- The Washington Times - Thursday, June 2, 2011

Social Security and Medicare are emerging once again as seemingly untouchable third rails of politics despite their looming insolvency, and economists say the reason is obvious.

Surveys show that a majority of Americans will rely solely or mostly on the programs for support in their retirement because they have not saved adequately.

That was not the way it was supposed to be. Social Security originally was intended as a supplement to retirement income such as corporate pensions and personal savings — one leg of a so-called “three-legged stool” of retirement support.

For most Americans, however, it’s the only leg of the stool left standing because of paltry personal savings and depleted corporate pension plans, prompting people to reflexively oppose any changes in the social programs.

More than half of all workers in the United States have less than $25,000 in total savings and investments, according to Federal Reserve surveys, and the average balance for someone approaching retirement was just $78,000. That amount leaves the average retiree with about $3,100 a year or a little more than $250 per month — not enough for even basic expenses.

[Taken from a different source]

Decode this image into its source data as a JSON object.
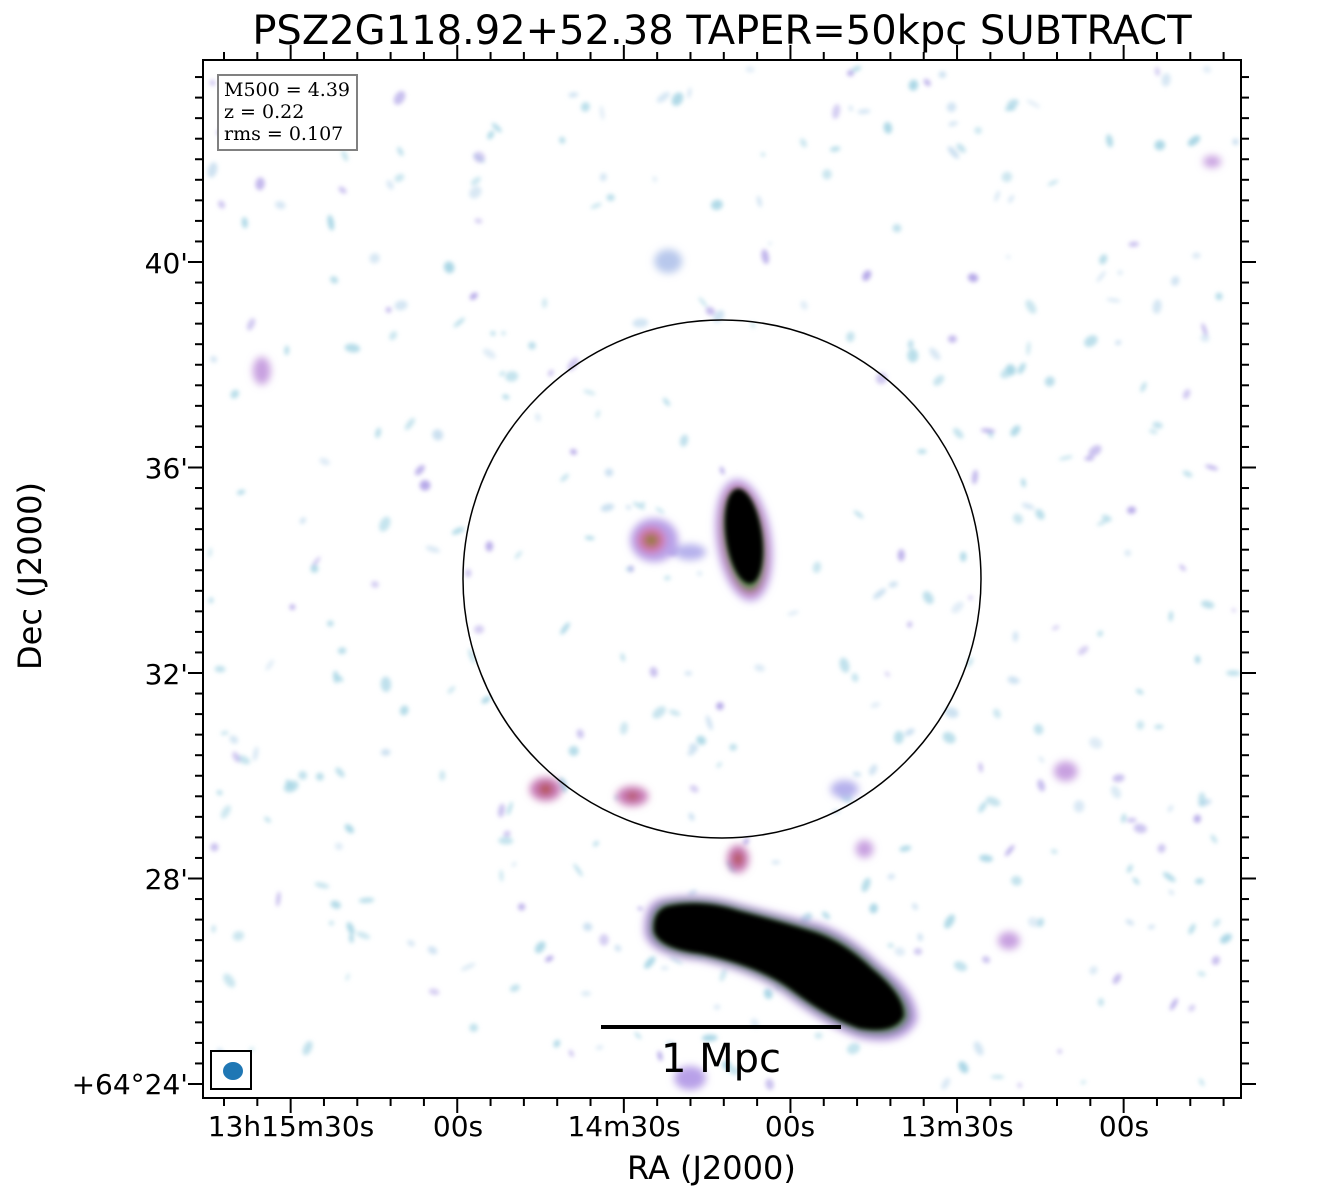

The average Social Security check, by contrast, is about $1,200 a month.

“Most households have no retirement plan other than Social Security, and the average American family has not saved enough to maintain its standard of living in retirement,” said David Wyss, chief economist at Standard & Poor’s Corp.

This is why the “relatively minor tweaks,” such as nudging up the retirement age, needed to make Social Security solvent, and the more major overhaul needed to restore solvency to Medicare have been so hard to accomplish politically, particularly when it involves asking retirees to pay more for their health care, he said.

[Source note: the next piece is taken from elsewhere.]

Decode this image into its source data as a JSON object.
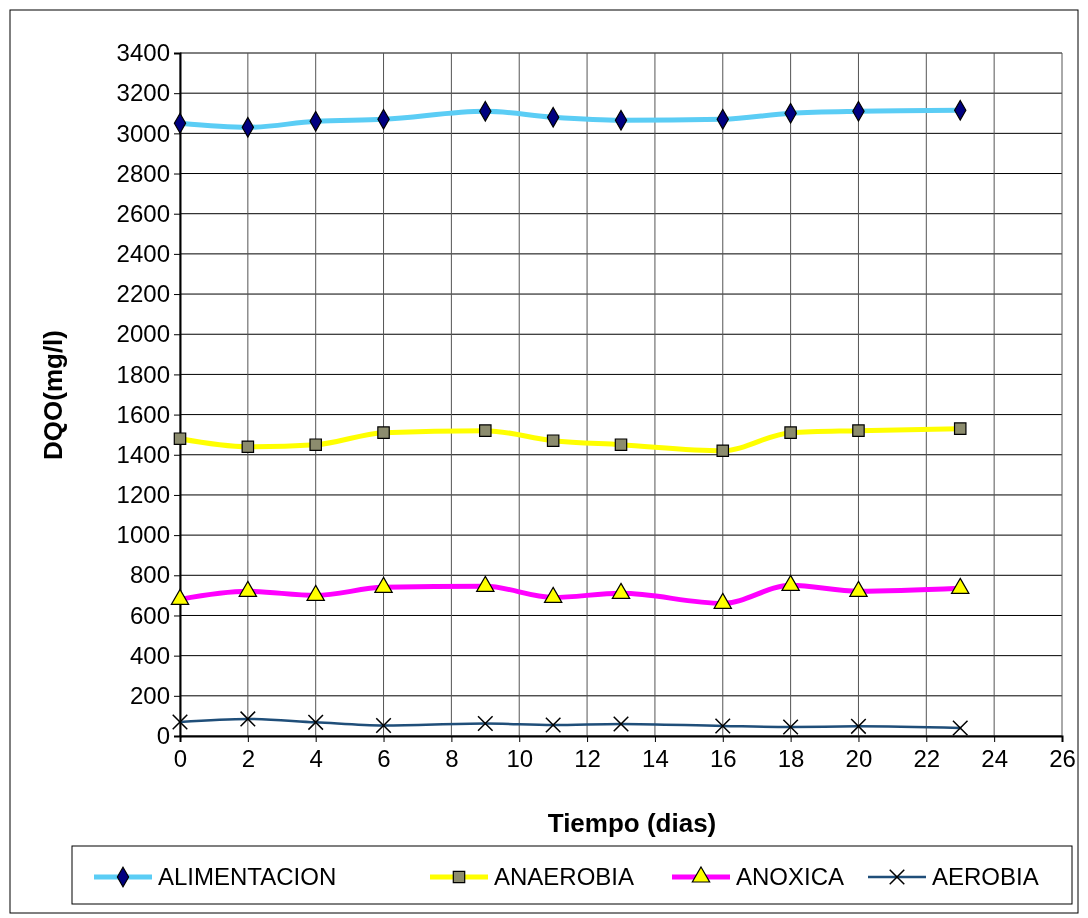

Estimates of the value of Medicare benefits for retirees range from $7,000 to $11,000 a year on average.

“Shifting the costs onto the retiree seems a likely reform,” said Mr. Wyss, “but unfortunately runs against the fact that retirees already have too little to retire on now.

“Society needs to make a choice about the cost and timing of retirement as well as the extent to which the public should be responsible for retiree income and health care,” he said.

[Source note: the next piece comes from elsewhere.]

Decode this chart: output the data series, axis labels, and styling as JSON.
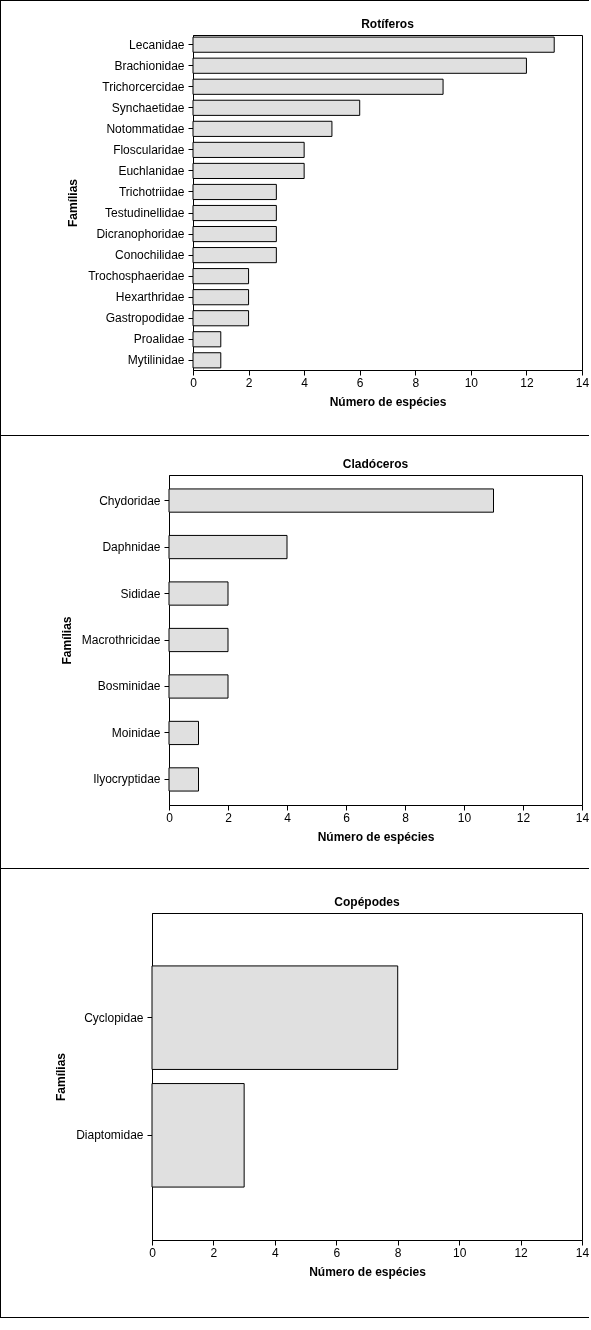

But the politics of Social Security and Medicare are so touchy that he expects Congress to keep avoiding the issue until a crisis occurs.

A survey this year by MetLife found that nearly four in 10 American workers expect to rely solely or mostly on Social Security in retirement, and another 30 percent expect Social Security to be an important source of retirement income.

Thirteen percent of working Americans don’t think Social Security will be available for them in retirement, though for the most part that has not prompted them to save more themselves.

Baby boomers are in the worst shape, as they are now at or approaching retirement age without adequate savings.